Helen went to the bar and made herself a dry martini, flavoring it with four olives skewered on a toothpick like kabobs. “I wish our son weren’t dying,” she said. “I truly wish it.”

An odd, impossible sentence formed on my tongue. “Whatever happens, Toby won’t learn the truth.”

“Huh?”

“You heard Prendergorst—in the Nightmare Era, terminal patients sometimes tapped their bodies’ natural powers of regeneration. It’s all a matter of attitude. If Toby believes there’s hope, he might have a remission.”

“But there isn’t any hope.”

“Maybe.”

“There
isn’t.

“I’ll go to him, and I’ll say, ‘Buddy, soon the doctors will…the doctors, any day now, they’ll…they’ll c-c…’”

Cure you
—but instead my conditioning kicked in, a hammerblow in my skull, a hot spasm in my chest.

“I know the word, Jack. Stop kidding yourself. It’s uncivilized to carry on like this.” Helen sipped her martini. “Want one?”

“No.”

I fixed on the metropolis, its bright towers and spangled skyscrapers rising into a misty, starless night. Within my disordered brain, a plan was taking shape, as palpable as any sculpture I’d ever deconstructed at the Wittgenstein.

“They’re out there,” I said.

“Who?”

“They can lie. And maybe they can teach
me
to lie.”

“You’re talking irrationally, Jack. I wish you wouldn’t talk irrationally.”

It was all clear now. “Helen, I’m going to become one of them—I’m going to become a dissembler.” I pulled my hand away, leaving my palm imprinted on the glass like a fortune-teller’s logo. “And then I’m going to convince Toby he has a chance.”

“I don’t think that’s a very good idea.”

“Somehow they’ve gotten around the burn.

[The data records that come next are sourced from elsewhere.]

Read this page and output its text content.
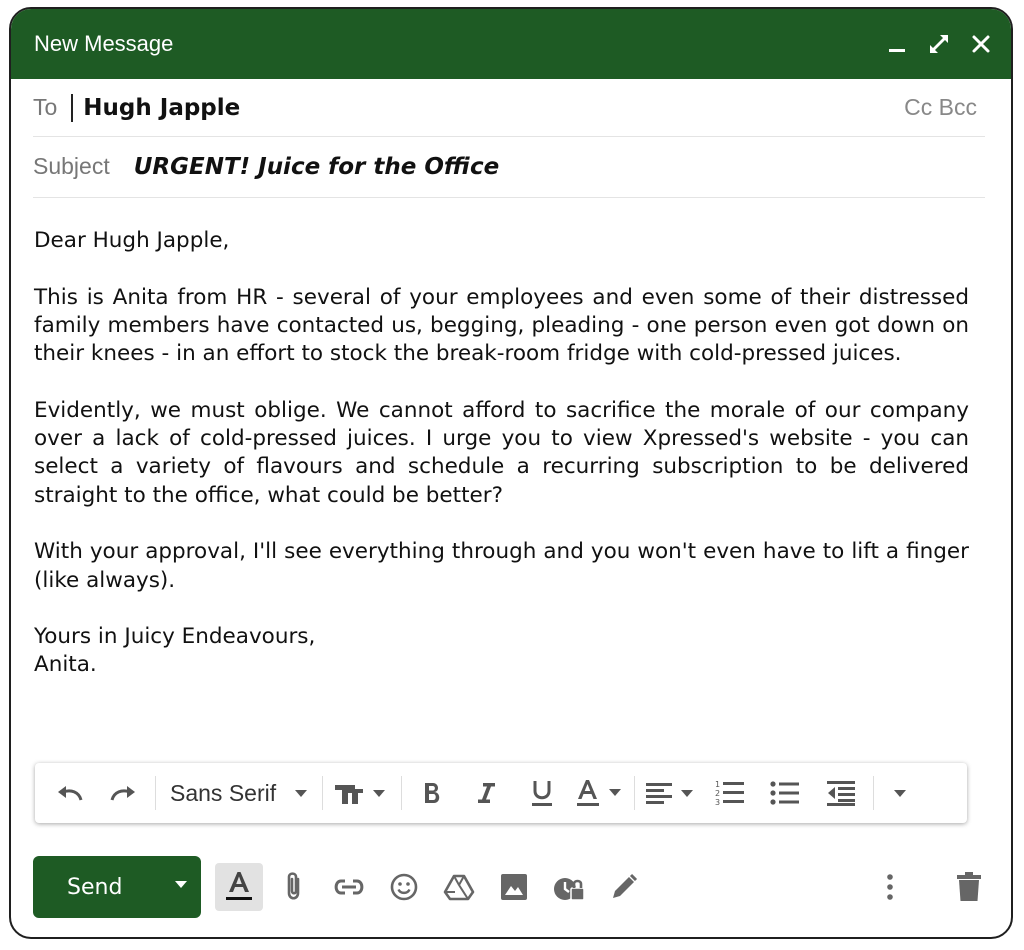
New Message
To Hugh Japple	Cc Bcc
Subject URGENT! Juice for the Office

Dear Hugh Japple,

This is Anita from HR - several of your employees and even some of their distressed family members have contacted us, begging, pleading - one person even got down on their knees - in an effort to stock the break-room fridge with cold-pressed juices.

Evidently, we must oblige. We cannot afford to sacrifice the morale of our company over a lack of cold-pressed juices. I urge you to view Xpressed's website - you can select a variety of flavours and schedule a recurring subscription to be delivered straight to the office, what could be better?

With your approval, I'll see everything through and you won't even have to lift a finger (like always).

Yours in Juicy Endeavours,
Anita.

Sans Serif	1
2
3
Send
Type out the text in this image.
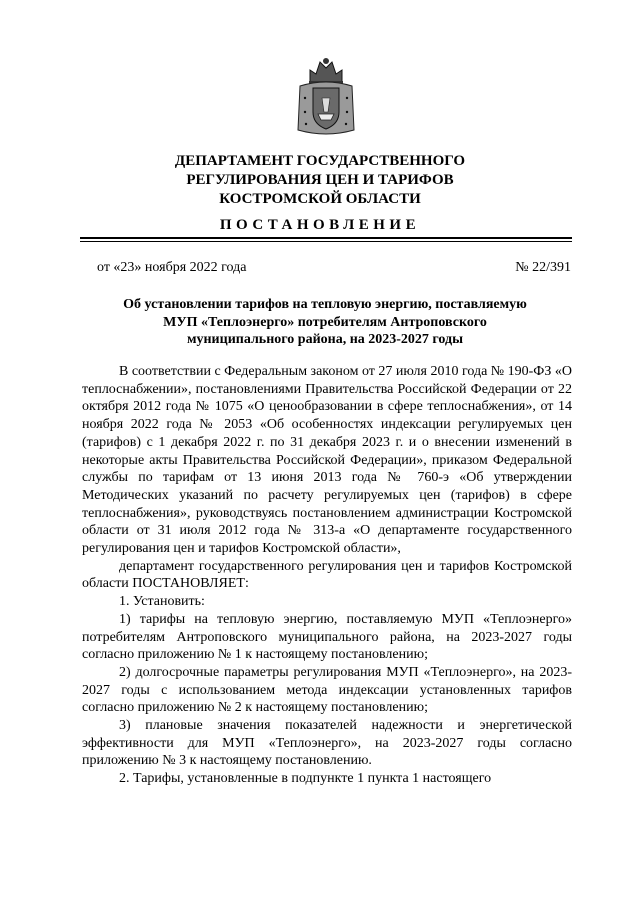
ДЕПАРТАМЕНТ ГОСУДАРСТВЕННОГО
РЕГУЛИРОВАНИЯ ЦЕН И ТАРИФОВ
КОСТРОМСКОЙ ОБЛАСТИ
ПОСТАНОВЛЕНИЕ
от «23» ноября 2022 года	№ 22/391
Об установлении тарифов на тепловую энергию, поставляемую
МУП «Теплоэнерго» потребителям Антроповского
муниципального района, на 2023-2027 годы

В соответствии с Федеральным законом от 27 июля 2010 года № 190-ФЗ «О теплоснабжении», постановлениями Правительства Российской Федерации от 22 октября 2012 года № 1075 «О ценообразовании в сфере теплоснабжения», от 14 ноября 2022 года № 2053 «Об особенностях индексации регулируемых цен (тарифов) с 1 декабря 2022 г. по 31 декабря 2023 г. и о внесении изменений в некоторые акты Правительства Российской Федерации», приказом Федеральной службы по тарифам от 13 июня 2013 года № 760-э «Об утверждении Методических указаний по расчету регулируемых цен (тарифов) в сфере теплоснабжения», руководствуясь постановлением администрации Костромской области от 31 июля 2012 года № 313-а «О департаменте государственного регулирования цен и тарифов Костромской области»,

департамент государственного регулирования цен и тарифов Костромской области ПОСТАНОВЛЯЕТ:

1. Установить:

1) тарифы на тепловую энергию, поставляемую МУП «Теплоэнерго» потребителям Антроповского муниципального района, на 2023-2027 годы согласно приложению № 1 к настоящему постановлению;

2) долгосрочные параметры регулирования МУП «Теплоэнерго», на 2023-2027 годы с использованием метода индексации установленных тарифов согласно приложению № 2 к настоящему постановлению;

3) плановые значения показателей надежности и энергетической эффективности для МУП «Теплоэнерго», на 2023-2027 годы согласно приложению № 3 к настоящему постановлению.

2. Тарифы, установленные в подпункте 1 пункта 1 настоящего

And if
they
can,
I
can.”

Helen lifted the toothpick from her martini glass and sucked the olives into her mouth. “Toby’s hair will start shedding in two weeks. He’s certain to ask what that means.”

Two weeks. Was that all I had? “I’ll say it means n-n-nothing.” A common illness, I’d tell him. A disease easily licked.

“Jack—
don’t.

A mere two weeks. A feeble fourteen days.

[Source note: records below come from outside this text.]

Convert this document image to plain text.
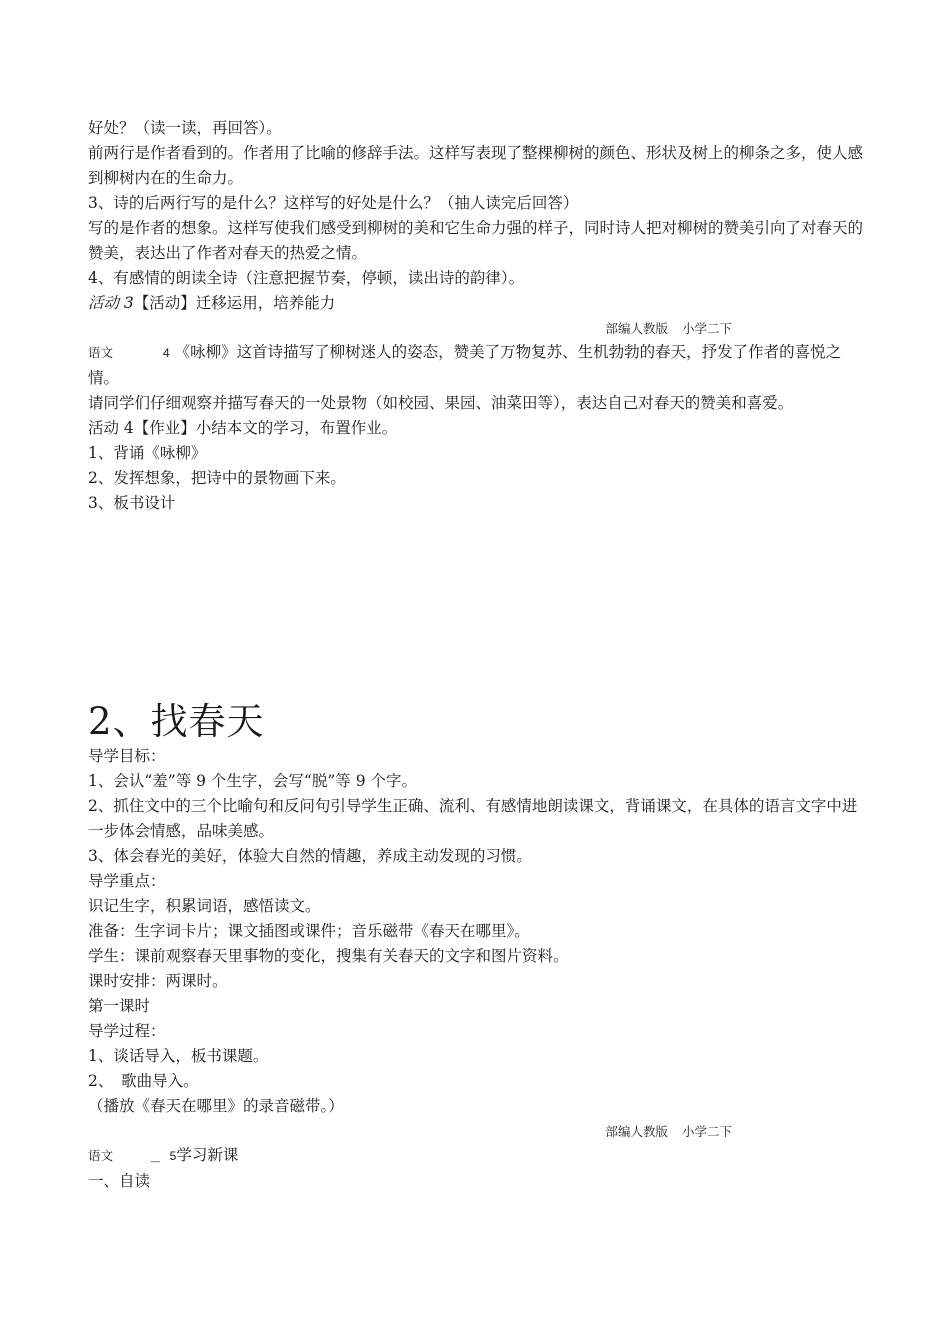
好处？（读一读，再回答）。

前两行是作者看到的。作者用了比喻的修辞手法。这样写表现了整棵柳树的颜色、形状及树上的柳条之多，使人感到柳树内在的生命力。

3、诗的后两行写的是什么？这样写的好处是什么？（抽人读完后回答）

写的是作者的想象。这样写使我们感受到柳树的美和它生命力强的样子，同时诗人把对柳树的赞美引向了对春天的赞美，表达出了作者对春天的热爱之情。

4、有感情的朗读全诗（注意把握节奏，停顿，读出诗的韵律）。

活动 3【活动】迁移运用，培养能力

部编人教版 小学二下

语文	4 《咏柳》这首诗描写了柳树迷人的姿态，赞美了万物复苏、生机勃勃的春天，抒发了作者的喜悦之情。

请同学们仔细观察并描写春天的一处景物（如校园、果园、油菜田等），表达自己对春天的赞美和喜爱。

活动 4【作业】小结本文的学习，布置作业。

1、背诵《咏柳》

2、发挥想象，把诗中的景物画下来。

3、板书设计

2、找春天

导学目标：

1、会认“羞”等 9 个生字，会写“脱”等 9 个字。

2、抓住文中的三个比喻句和反问句引导学生正确、流利、有感情地朗读课文，背诵课文，在具体的语言文字中进一步体会情感，品味美感。

3、体会春光的美好，体验大自然的情趣，养成主动发现的习惯。

导学重点：

识记生字，积累词语，感悟读文。

准备：生字词卡片；课文插图或课件；音乐磁带《春天在哪里》。

学生：课前观察春天里事物的变化，搜集有关春天的文字和图片资料。

课时安排：两课时。

第一课时

导学过程：

1、谈话导入，板书课题。

2、　歌曲导入。

（播放《春天在哪里》的录音磁带。）

部编人教版 小学二下

语文 _ 5学习新课

一、自读
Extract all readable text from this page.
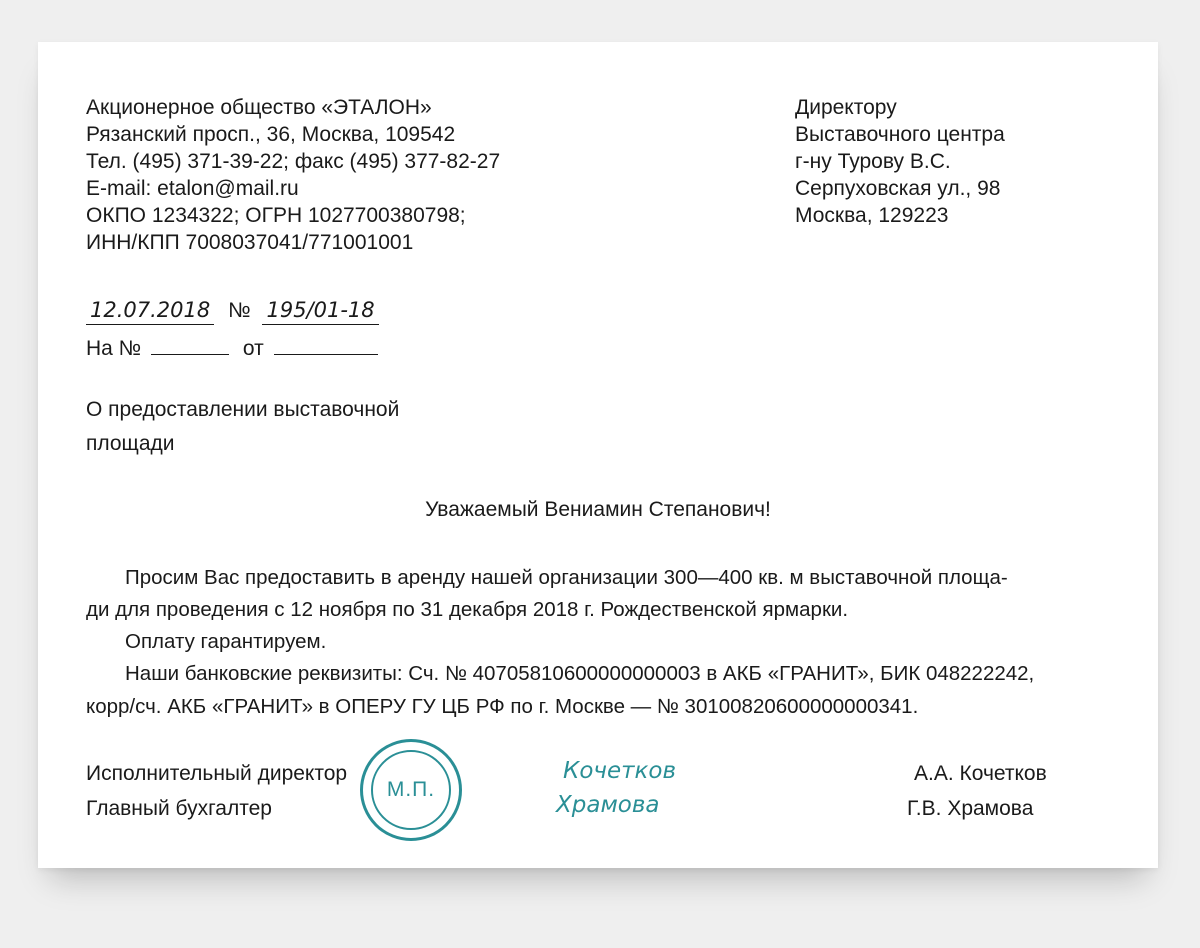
Акционерное общество «ЭТАЛОН»
Рязанский просп., 36, Москва, 109542
Тел. (495) 371-39-22; факс (495) 377-82-27
E-mail: etalon@mail.ru
ОКПО 1234322; ОГРН 1027700380798;
ИНН/КПП 7008037041/771001001
Директору
Выставочного центра
г-ну Турову В.С.
Серпуховская ул., 98
Москва, 129223
12.07.2018 № 195/01-18
На №	от
О предоставлении выставочной
площади
Уважаемый Вениамин Степанович!
Просим Вас предоставить в аренду нашей организации 300—400 кв. м выставочной площа-
ди для проведения с 12 ноября по 31 декабря 2018 г. Рождественской ярмарки.
Оплату гарантируем.
Наши банковские реквизиты: Сч. № 40705810600000000003 в АКБ «ГРАНИТ», БИК 048222242,
корр/сч. АКБ «ГРАНИТ» в ОПЕРУ ГУ ЦБ РФ по г. Москве — № 30100820600000000341.
Исполнительный директор
Главный бухгалтер
М.П.
Кочетков
Храмова
А.А. Кочетков
Г.В. Храмова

I ran to the kitchen, snatched up the phone. I need to see you, I’d tell her. This isn’t about sex, Martina.

610-400.

It rang three times, then came a distant click, ominous and hollow. “The number you have reached,” ran the recorded operator in a harsh, gravelly voice, “is out of service.” My bowels became as hard and cold as a glacier. “Probably an unpaid bill,” the taped message continued. “We’re pretty quick to disconnect in such cases.”

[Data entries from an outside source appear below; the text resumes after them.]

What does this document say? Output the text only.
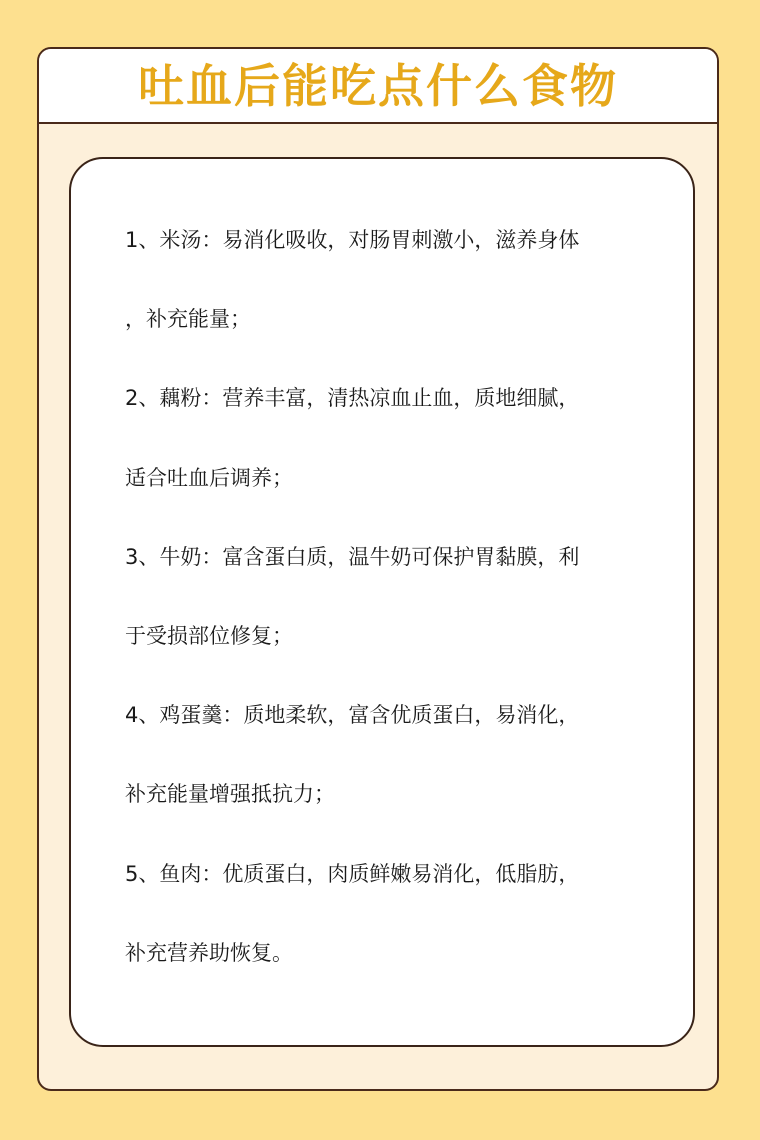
吐血后能吃点什么食物
1、米汤：易消化吸收，对肠胃刺激小，滋养身体
，补充能量；
2、藕粉：营养丰富，清热凉血止血，质地细腻，
适合吐血后调养；
3、牛奶：富含蛋白质，温牛奶可保护胃黏膜，利
于受损部位修复；
4、鸡蛋羹：质地柔软，富含优质蛋白，易消化，
补充能量增强抵抗力；
5、鱼肉：优质蛋白，肉质鲜嫩易消化，低脂肪，
补充营养助恢复。
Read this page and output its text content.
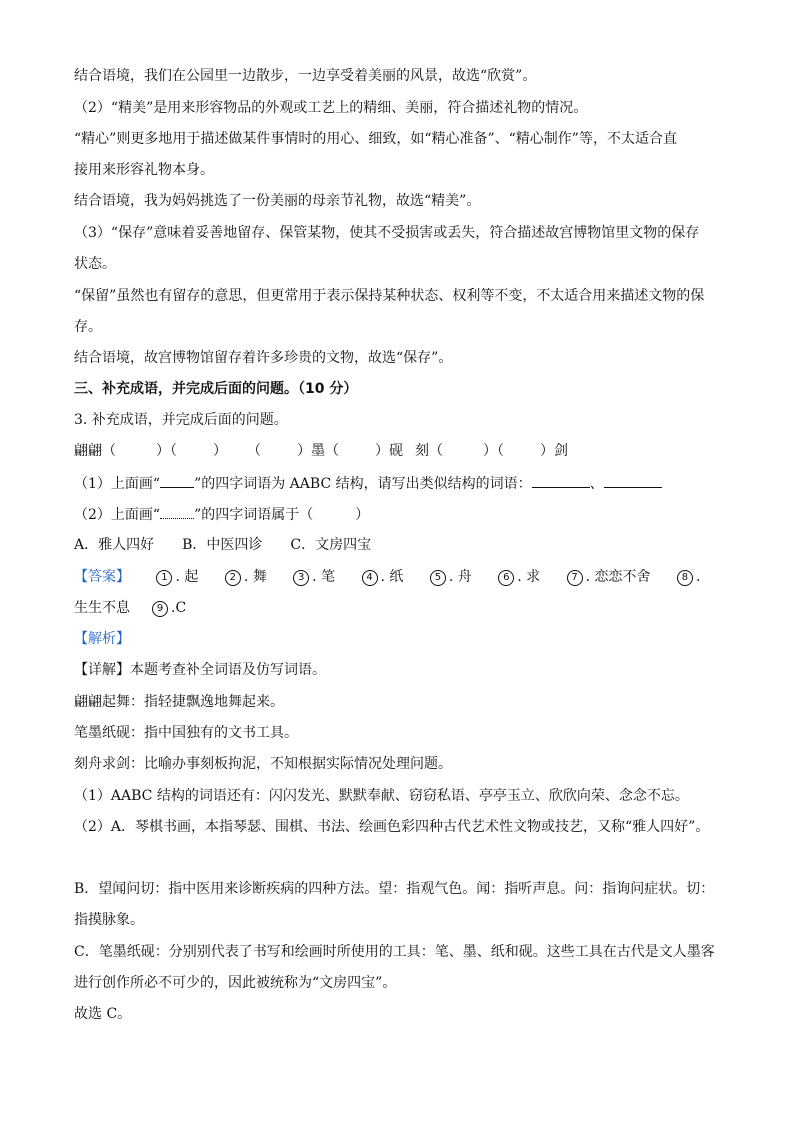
结合语境，我们在公园里一边散步，一边享受着美丽的风景，故选“欣赏”。
（2）“精美”是用来形容物品的外观或工艺上的精细、美丽，符合描述礼物的情况。
“精心”则更多地用于描述做某件事情时的用心、细致，如“精心准备”、“精心制作”等，不太适合直
接用来形容礼物本身。
结合语境，我为妈妈挑选了一份美丽的母亲节礼物，故选“精美”。
（3）“保存”意味着妥善地留存、保管某物，使其不受损害或丢失，符合描述故宫博物馆里文物的保存
状态。
“保留”虽然也有留存的意思，但更常用于表示保持某种状态、权利等不变，不太适合用来描述文物的保
存。
结合语境，故宫博物馆留存着许多珍贵的文物，故选“保存”。
三、补充成语，并完成后面的问题。（10 分）
3. 补充成语，并完成后面的问题。
翩翩（	）（	） （	）墨（	）砚 刻（	）（	）剑
（1）上面画“ ”的四字词语为 AABC 结构，请写出类似结构的词语：	、
（2）上面画“ ”的四字词语属于（	）
A．雅人四好　　B．中医四诊　　C．文房四宝
【答案】	1 . 起	2 . 舞	3 . 笔	4 . 纸	5 . 舟	6 . 求	7 . 恋恋不舍	8 .
生生不息	9 .C
【解析】
【详解】本题考查补全词语及仿写词语。
翩翩起舞：指轻捷飘逸地舞起来。
笔墨纸砚：指中国独有的文书工具。
刻舟求剑：比喻办事刻板拘泥，不知根据实际情况处理问题。
（1）AABC 结构的词语还有：闪闪发光、默默奉献、窃窃私语、亭亭玉立、欣欣向荣、念念不忘。
（2）A．琴棋书画，本指琴瑟、围棋、书法、绘画色彩四种古代艺术性文物或技艺，又称“雅人四好”。
B．望闻问切：指中医用来诊断疾病的四种方法。望：指观气色。闻：指听声息。问：指询问症状。切：
指摸脉象。
C．笔墨纸砚：分别别代表了书写和绘画时所使用的工具：笔、墨、纸和砚。这些工具在古代是文人墨客
进行创作所必不可少的，因此被统称为“文房四宝”。
故选 C。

“Out of service,” I told Helen.

“Good,” she said.

7 Lackluster Lane, Descartes Borough.

Helen polished off her martini. “Now let’s forget this ridiculous notion,” she said. “Let’s face the future with honesty, clearheadedness, and…”

But I was already out the door.

* * * *

Girding the gray and oily Pathogen River, Lackluster Lane was alive with smells: scum, guano, sulphur, methane, decaying eels—a cacophony of stench blaring through the shell of my Adequate. “And, of course, at the center of my opposition to abortion,” said the somber priest on my car radio, “is my belief that sexual intercourse is a fundamentally disgusting practice to begin with.” This was the city’s frankest district, a mass of defunct fishmarkets and abandoned warehouses piled together like dead cells waiting to be sloughed off. “You might even say that, like many of my ilk, I have an instinctive horror of the human body.”

And suddenly there it was, Number 7, a corrugated tin shanty sitting on a cluster of pylons rising from the Pathogen like mortally ill trees. Gulls swung through the summer air, dropping their guileless excrement on the dock; water lapped against the moored hull of a houseboat, the
Average Josephine
—a harsh, sucking sound, as if a pride of invisible lions were drinking there. I pulled over.

A series of narrow, jackknifing gangplanks rose from the nearest pier like a sliding board out of
The Cabinet of Dr. Caligari
—one of my most memorable forays into film criticism—eventually reaching the landing outside Martina’s door. I climbed. I knocked. Nothing. I knocked again, harder. The door drifted open. I called, “Martina?”

The place had been stripped, emptied out like the Hob’s hare whose photo I’d seen that morning in Prendergorst’s office. The front parlor contained a crumpled beer can, a mousetrap baited with calcified cheddar, some cigarette butts—and nothing else. I went to the kitchen. The sink held a malodorous broth of water, soap, grease, and cornflakes. The shelves were empty. “Martina?